Um mit dem Märchen vom Volkskanzler Schluss zu machen: Herbert Kickl hat etwas mehr als ein Viertel der Wahlberechtigten bewegt, für ihn eine gültige Stimme abzugeben. Bezogen auf die Gesamtheit der Wahlberechtigten waren es nur 22 %, die sich bemüßigt fühlten, die FPÖ in den Nationalrat zu wählen.
Das Volk hat sich klar geäußert. Nahezu 80 % wollen Kickl nicht in Regierungsämtern sehen.

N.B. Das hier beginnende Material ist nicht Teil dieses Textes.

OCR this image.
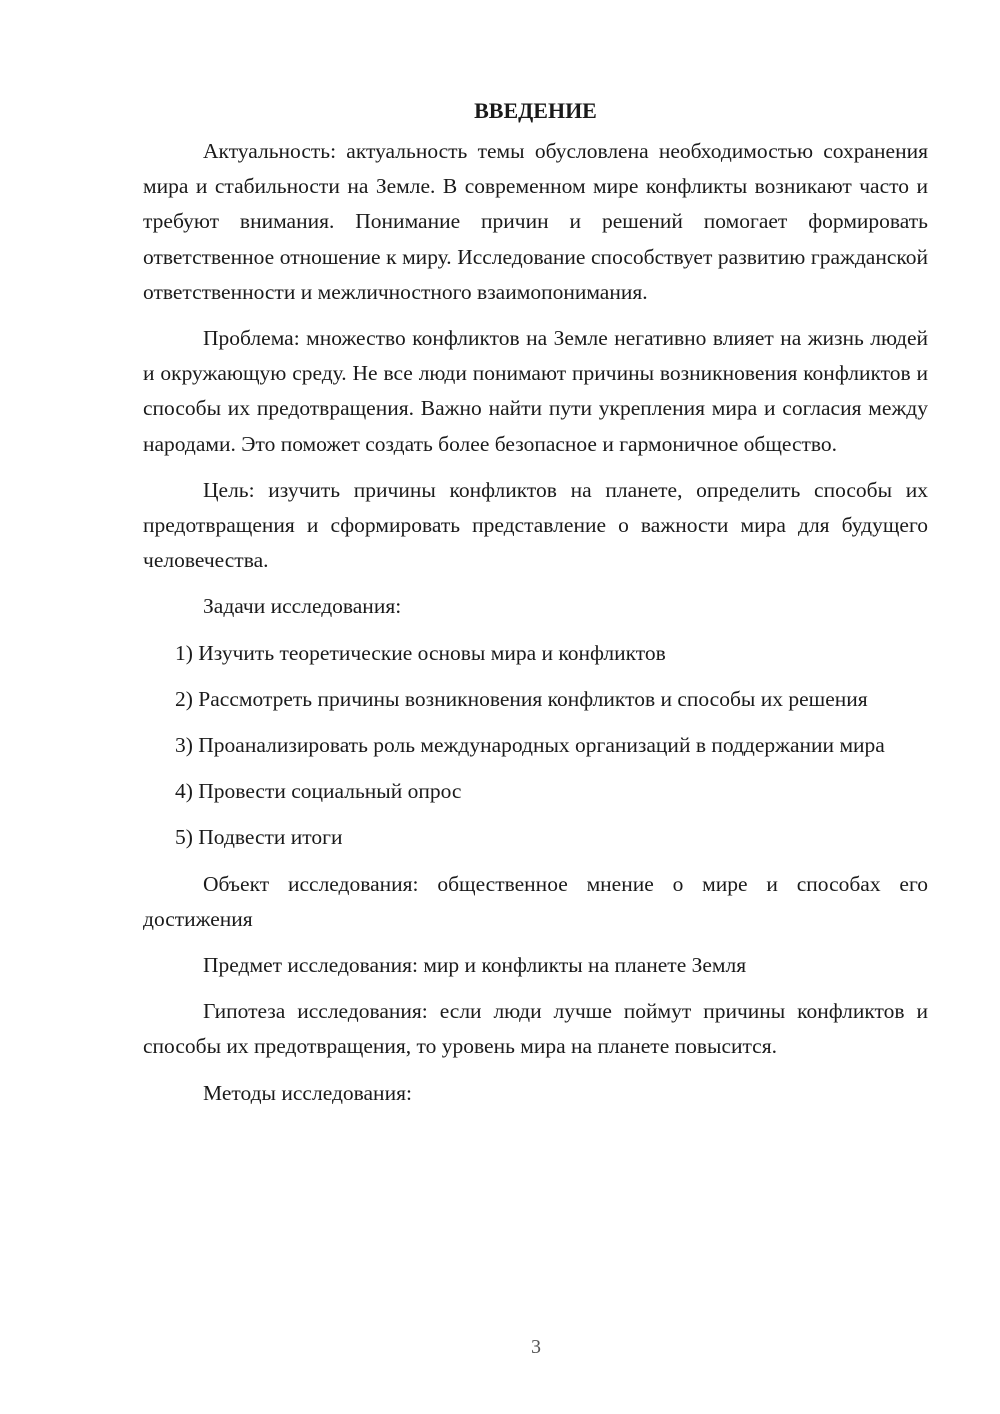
ВВЕДЕНИЕ

Актуальность: актуальность темы обусловлена необходимостью сохранения мира и стабильности на Земле. В современном мире конфликты возникают часто и требуют внимания. Понимание причин и решений помогает формировать ответственное отношение к миру. Исследование способствует развитию гражданской ответственности и межличностного взаимопонимания.

Проблема: множество конфликтов на Земле негативно влияет на жизнь людей и окружающую среду. Не все люди понимают причины возникновения конфликтов и способы их предотвращения. Важно найти пути укрепления мира и согласия между народами. Это поможет создать более безопасное и гармоничное общество.

Цель: изучить причины конфликтов на планете, определить способы их предотвращения и сформировать представление о важности мира для будущего человечества.

Задачи исследования:

1) Изучить теоретические основы мира и конфликтов

2) Рассмотреть причины возникновения конфликтов и способы их решения

3) Проанализировать роль международных организаций в поддержании мира

4) Провести социальный опрос

5) Подвести итоги

Объект исследования: общественное мнение о мире и способах его достижения

Предмет исследования: мир и конфликты на планете Земля

Гипотеза исследования: если люди лучше поймут причины конфликтов и способы их предотвращения, то уровень мира на планете повысится.

Методы исследования:

3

Weil dieser Tage so oft vom „Wählerwillen“ die Rede ist, verdient dieses Konstrukt eine Überprüfung auf Plausibilität. Der Wähler bzw. die Wählerin gibt eine Stimme ab oder auch keine, und das ist eine individuelle Entscheidung. Jede:r hat sein/ihr eigenes Motivenbündel, und Komplexität wird durch Vervielfachung nicht einfacher, im Gegenteil.
Das Wahlergebnis, ausgedrückt in Prozentzahlen der abgegebenen gültigen Stimmen in Relation zu allen Wahlberechtigten, ist einfach nur eine Komplexitätsreduktion, die mit einem postulierten Wählerwillen so viel zu tun hat wie der Kaffeesatz mit dem jeweiligen Wahlprogramm.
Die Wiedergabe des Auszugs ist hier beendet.